Background: Long-term use of clozapine for individuals with schizophrenia carries a high risk for developing metabolic abnormalities, especially clozapine-induced weight gain. Previous studies suggest that metformin can decrease clozapine-induced weight gain, but the sample sizes of most of these studies are relatively small.
Methods: We identified randomized controlled trials (RCTs) published prior to December 15, 2015 about the use of metformin to treat clozapine-induced weight gain in adults with schizophrenia by searching several English-language and Chinese-language databases. Two independent researchers did the screening and data extraction. We used Revman 5.3 to conduct the meta-analyses, assessed the risk of bias (RoB), and assessed the strength of the evidence using the Cochrane Grades of Recommendation, Assessment, Development, and Evaluation (GRADE).

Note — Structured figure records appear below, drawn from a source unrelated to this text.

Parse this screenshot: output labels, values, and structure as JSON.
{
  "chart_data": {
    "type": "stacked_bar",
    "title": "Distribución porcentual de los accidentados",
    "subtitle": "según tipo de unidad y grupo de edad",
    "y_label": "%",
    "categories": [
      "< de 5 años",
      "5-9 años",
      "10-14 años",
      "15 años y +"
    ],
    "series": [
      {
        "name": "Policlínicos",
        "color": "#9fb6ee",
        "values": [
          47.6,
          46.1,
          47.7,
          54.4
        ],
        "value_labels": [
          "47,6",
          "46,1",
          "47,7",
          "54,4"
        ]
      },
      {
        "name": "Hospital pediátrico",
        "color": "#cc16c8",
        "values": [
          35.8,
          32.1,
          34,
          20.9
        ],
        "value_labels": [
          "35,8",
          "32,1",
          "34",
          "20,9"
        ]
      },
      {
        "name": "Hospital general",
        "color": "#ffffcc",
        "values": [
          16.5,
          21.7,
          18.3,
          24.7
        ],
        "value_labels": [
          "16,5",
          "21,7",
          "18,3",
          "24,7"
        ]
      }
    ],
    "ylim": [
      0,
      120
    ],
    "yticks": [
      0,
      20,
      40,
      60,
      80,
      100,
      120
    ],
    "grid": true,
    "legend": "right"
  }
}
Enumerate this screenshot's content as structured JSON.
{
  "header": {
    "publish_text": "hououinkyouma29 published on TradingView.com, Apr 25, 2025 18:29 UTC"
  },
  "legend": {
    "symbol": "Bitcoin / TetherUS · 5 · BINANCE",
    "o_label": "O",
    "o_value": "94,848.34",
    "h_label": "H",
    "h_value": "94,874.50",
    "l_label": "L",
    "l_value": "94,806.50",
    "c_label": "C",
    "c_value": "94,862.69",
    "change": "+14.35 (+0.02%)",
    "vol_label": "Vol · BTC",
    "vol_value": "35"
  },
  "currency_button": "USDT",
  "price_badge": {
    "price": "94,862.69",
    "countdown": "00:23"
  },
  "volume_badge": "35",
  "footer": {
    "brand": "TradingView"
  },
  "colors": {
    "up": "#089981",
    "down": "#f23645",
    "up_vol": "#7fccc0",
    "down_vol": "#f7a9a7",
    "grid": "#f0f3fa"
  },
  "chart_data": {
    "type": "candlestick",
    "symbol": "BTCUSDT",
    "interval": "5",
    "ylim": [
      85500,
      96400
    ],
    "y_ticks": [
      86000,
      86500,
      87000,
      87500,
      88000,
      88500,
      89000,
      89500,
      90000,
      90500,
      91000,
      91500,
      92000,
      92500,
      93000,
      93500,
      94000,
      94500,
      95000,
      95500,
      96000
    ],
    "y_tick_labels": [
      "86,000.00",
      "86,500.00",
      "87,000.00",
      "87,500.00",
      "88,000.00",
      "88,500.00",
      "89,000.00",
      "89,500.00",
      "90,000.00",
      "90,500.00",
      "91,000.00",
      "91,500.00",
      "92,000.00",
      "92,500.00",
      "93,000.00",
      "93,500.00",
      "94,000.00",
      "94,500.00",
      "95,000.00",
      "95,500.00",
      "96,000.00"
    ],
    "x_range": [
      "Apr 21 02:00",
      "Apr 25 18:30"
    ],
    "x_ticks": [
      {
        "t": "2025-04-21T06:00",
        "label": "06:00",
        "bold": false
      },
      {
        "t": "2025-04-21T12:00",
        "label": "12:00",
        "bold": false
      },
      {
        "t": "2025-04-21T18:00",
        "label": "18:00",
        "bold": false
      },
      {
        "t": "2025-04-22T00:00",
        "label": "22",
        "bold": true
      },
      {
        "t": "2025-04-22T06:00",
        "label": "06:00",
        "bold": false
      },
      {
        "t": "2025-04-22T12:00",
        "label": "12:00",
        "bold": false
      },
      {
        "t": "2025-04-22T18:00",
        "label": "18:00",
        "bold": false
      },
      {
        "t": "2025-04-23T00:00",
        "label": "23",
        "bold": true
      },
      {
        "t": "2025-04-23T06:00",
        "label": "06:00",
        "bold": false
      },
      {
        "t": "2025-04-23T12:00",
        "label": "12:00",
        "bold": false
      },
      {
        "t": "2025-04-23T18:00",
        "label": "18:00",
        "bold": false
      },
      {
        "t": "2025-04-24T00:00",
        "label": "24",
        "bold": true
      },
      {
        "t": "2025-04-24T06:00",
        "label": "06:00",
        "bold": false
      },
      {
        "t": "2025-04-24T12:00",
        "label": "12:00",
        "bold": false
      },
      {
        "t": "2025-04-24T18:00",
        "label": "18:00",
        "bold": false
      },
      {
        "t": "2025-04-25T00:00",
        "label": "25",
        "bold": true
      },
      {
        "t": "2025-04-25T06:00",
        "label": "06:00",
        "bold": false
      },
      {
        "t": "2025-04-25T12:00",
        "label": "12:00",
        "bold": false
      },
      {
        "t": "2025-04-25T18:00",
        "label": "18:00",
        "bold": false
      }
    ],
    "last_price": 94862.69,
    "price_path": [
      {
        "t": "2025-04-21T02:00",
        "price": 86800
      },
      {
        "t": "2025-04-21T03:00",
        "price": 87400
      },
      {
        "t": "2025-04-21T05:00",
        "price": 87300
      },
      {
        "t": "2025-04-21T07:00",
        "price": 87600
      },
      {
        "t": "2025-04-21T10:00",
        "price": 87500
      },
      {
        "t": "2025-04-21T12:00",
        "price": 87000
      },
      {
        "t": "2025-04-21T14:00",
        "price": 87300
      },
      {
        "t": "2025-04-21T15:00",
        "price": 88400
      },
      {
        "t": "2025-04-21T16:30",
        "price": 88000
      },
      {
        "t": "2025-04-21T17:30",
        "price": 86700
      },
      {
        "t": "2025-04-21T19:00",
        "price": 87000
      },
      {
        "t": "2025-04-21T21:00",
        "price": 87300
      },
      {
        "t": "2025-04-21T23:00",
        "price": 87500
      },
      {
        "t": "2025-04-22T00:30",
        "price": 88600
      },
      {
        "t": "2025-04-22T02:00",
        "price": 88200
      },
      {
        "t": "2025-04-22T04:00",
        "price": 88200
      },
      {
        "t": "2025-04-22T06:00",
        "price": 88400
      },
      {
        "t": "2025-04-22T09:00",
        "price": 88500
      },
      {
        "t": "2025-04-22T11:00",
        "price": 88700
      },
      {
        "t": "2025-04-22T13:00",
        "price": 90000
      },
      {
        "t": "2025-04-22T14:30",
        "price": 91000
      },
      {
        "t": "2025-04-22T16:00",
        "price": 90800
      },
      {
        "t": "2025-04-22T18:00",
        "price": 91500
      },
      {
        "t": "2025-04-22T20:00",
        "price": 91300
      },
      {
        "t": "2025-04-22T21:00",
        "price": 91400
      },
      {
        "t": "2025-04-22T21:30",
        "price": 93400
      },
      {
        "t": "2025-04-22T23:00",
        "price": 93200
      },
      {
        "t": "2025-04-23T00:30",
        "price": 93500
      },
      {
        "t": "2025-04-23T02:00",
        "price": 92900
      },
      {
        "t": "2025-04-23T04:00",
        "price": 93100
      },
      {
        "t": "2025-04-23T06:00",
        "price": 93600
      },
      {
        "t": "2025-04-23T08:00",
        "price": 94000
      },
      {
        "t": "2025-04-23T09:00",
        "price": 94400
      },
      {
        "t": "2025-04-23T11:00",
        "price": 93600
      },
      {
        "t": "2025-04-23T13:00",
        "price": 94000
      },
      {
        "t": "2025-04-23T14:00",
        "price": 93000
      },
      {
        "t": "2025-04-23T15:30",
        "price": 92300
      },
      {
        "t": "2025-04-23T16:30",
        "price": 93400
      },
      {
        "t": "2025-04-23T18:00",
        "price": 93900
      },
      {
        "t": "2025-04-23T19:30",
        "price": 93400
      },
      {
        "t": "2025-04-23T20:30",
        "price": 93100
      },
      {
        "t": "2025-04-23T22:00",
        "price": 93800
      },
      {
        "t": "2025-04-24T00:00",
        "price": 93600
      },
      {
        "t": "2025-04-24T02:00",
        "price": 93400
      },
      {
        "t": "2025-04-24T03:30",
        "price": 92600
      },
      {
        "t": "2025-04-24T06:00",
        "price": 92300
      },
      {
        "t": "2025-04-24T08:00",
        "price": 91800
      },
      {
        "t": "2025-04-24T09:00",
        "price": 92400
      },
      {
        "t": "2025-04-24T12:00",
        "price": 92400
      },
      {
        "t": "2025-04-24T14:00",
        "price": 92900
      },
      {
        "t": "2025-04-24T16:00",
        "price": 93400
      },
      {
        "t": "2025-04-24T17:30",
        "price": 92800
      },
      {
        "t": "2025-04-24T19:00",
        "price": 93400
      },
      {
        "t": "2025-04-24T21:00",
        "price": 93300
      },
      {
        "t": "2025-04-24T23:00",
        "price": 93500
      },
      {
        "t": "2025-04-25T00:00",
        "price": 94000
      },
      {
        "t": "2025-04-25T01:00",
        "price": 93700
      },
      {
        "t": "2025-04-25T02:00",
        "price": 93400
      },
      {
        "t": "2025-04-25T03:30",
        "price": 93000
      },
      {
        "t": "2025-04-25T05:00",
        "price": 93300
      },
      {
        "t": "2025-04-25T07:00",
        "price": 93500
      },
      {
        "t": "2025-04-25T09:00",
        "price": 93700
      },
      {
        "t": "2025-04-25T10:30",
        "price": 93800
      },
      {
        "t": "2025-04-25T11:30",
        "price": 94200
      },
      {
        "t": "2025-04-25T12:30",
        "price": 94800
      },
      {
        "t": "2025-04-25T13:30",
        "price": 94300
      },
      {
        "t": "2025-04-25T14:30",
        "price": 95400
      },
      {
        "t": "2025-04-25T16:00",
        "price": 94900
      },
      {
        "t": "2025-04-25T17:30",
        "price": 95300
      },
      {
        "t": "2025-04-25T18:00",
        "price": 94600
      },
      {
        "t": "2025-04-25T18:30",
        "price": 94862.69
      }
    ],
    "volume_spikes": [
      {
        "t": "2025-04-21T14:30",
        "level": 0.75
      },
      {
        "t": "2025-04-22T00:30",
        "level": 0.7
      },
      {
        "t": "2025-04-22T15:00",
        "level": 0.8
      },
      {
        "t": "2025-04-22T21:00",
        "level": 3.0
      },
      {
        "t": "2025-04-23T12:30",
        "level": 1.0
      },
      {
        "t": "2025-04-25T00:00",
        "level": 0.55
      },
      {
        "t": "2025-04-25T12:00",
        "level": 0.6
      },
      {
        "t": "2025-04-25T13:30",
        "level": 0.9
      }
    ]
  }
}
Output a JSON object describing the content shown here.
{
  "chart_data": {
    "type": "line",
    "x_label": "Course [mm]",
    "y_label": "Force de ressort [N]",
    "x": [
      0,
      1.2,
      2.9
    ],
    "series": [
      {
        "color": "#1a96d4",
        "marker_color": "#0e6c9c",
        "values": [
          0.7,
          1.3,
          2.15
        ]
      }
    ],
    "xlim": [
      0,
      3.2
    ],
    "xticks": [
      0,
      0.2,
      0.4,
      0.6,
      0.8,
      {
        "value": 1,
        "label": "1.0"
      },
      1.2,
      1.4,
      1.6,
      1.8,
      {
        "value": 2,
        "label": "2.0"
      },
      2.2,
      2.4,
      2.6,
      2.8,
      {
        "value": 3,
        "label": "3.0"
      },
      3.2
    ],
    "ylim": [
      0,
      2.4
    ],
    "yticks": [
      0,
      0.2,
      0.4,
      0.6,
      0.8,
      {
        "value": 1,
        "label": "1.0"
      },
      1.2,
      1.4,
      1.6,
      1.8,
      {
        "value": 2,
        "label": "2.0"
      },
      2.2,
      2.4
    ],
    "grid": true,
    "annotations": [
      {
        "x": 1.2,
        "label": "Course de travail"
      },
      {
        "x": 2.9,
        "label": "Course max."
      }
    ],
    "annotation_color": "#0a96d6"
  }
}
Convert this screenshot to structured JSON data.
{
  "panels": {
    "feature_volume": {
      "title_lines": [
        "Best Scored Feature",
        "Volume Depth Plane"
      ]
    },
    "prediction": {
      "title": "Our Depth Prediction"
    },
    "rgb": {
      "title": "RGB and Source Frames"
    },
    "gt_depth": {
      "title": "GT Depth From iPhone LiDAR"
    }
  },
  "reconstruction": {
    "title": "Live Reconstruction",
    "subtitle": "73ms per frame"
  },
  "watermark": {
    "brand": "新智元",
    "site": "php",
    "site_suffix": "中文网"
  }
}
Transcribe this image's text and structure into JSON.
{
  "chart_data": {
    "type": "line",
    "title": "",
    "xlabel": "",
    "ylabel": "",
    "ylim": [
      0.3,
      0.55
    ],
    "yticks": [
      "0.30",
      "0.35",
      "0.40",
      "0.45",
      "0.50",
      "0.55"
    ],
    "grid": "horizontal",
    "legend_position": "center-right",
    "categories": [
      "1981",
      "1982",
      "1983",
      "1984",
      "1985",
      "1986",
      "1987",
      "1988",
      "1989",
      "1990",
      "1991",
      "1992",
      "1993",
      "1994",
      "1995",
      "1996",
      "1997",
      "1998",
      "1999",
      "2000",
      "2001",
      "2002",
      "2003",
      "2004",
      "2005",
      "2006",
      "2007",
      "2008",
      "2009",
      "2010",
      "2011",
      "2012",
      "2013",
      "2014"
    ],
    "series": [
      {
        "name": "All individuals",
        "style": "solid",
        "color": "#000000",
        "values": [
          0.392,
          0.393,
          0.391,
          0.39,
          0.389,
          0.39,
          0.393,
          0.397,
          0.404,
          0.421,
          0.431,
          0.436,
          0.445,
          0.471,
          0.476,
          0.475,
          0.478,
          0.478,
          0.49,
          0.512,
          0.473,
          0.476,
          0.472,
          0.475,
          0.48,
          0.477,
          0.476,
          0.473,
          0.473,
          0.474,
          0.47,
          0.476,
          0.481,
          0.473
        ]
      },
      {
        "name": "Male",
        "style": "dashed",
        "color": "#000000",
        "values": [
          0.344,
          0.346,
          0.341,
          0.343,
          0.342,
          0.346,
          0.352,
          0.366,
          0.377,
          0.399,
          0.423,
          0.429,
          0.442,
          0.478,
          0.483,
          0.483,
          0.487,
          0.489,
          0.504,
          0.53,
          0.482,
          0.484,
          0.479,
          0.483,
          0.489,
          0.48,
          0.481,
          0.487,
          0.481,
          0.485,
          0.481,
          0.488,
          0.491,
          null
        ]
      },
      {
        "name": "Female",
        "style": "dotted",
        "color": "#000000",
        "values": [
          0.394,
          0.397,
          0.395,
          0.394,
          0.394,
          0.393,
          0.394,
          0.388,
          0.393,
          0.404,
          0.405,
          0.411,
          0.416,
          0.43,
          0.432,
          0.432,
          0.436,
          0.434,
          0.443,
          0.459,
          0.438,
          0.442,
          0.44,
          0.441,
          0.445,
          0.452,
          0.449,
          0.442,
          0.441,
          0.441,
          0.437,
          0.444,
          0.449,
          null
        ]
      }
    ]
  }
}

Results: Six studies with a pooled sample of 207 treatment-group patients and 207 control-group patients were included -- three double-blind, placebo-controlled RCTs and three RCTs that did not use placebo controls and were not blinded. The meta-analysis found that compared to the control condition, patients receiving metformin experienced significantly greater reductions in body weight (mean difference [MD]=-2.89 kg, 95% CI: -4.20 to -1.59 kg) and body mass index (BMI) (MD=-0.81, 95% CI: -1.16 to -0.45), but there was no significant difference between the groups in the prevalence of side effects. Based on the GRADE scale, the strength of the evidence for the change in weight outcome was 'moderate' and that for the change in BMI outcome was 'high', but the strength of evidence about differences in side effects between groups was 'low' or 'very low'.
Conclusions: Adjunctive treatment with metformin appears to be effective for treating clozapine-induced weight gain and elevations in BMI in adult patients with schizophrenia. However, the quality of the evidence about the safety of this treatment is low, follow-up time in the available studies is relatively short, and half of the studies did not employ blinded assessment of outcome measures. Larger studies with placebo controls that follow patients for at least 24 weeks and that make blinded assessments of a range of relevant outcome measures (weight, BMI, blood lipids, insulin resistance, etc.) are needed to confirm these results.
背景: 精神分裂症患者长期使用氯氮平易出现代谢综合征,尤其是抗精神病药物引起的体重增加。既往研究表明,二甲双胍可以减少由氯氮平引起的体重增加,但大多数研究的样本量相对较小。.
方法: 通过检索多个中英文数据库,我们检索出在2015年12月15日之前发表的关于对成年精神分裂症患者使用二甲双胍治疗由氯氮平引起的体重增加的随机对照试验 (randomized controlled trial, RCT)。两位研究者独立进行筛选和数据提取。我们使用RevMan5.3软件进行Meta分析与偏倚风险评估,并采用Cochrane GRADE (Cochrane Grades of Recommendation, Assessment, Development, and Evaluation) 来评估证据质量。.
结果: 共纳入六项研究(合并样本量:2治疗组207例、对照组207例),其中三项研究是双盲、安慰剂对照的RCT,另三项RCT未在对照组中使用安慰剂,也未使用盲法。meta分析发现,与对照组相比服用二甲双胍的患者体重减轻更为显著 (MD=-2.89, 95% CI: -4.20 to-1.59),并且体质量指数 (body mass index, BMI) 的降低也更为显著 (MD=-0.81, 95% CI: -1.16 to -0.45),但两组不良反应的发生率之间无统计学差异。根据GRADE量表,关于体重结果变化的证据强度为“中等”,而关于BMI指数变化的证据强度是“高”,但关于组间不良反应差异的证据强度是“低” 或“非常低”。.
结论: 对成年精神分裂症患者使用二甲双胍辅助治疗可能对治疗由氯氮平引起的体重增加和BMI指数上升是有效的。然而,有关该治疗安全性的证据质量很低,现有研究的随访时间比较短,有一半的研究并没有对结果的进行盲法评估。我们需要进行更大样本量的研究,控制安慰剂效应并随访患者至少24周,且对一系列相关结果要进行盲法评估(体重、BMI 指数、血脂、胰岛素抵抗等),从而来证实这些结果。.
中文全文: 本文全文中文版从2016年04月25日起在http://dx. doi. org/10.11919/j. issn. 1002-0829.215071可供免费阅览下载.
Keywords: clozapine; clozapine-induced weight gain; meta-analysis; metformin; schizophrenia.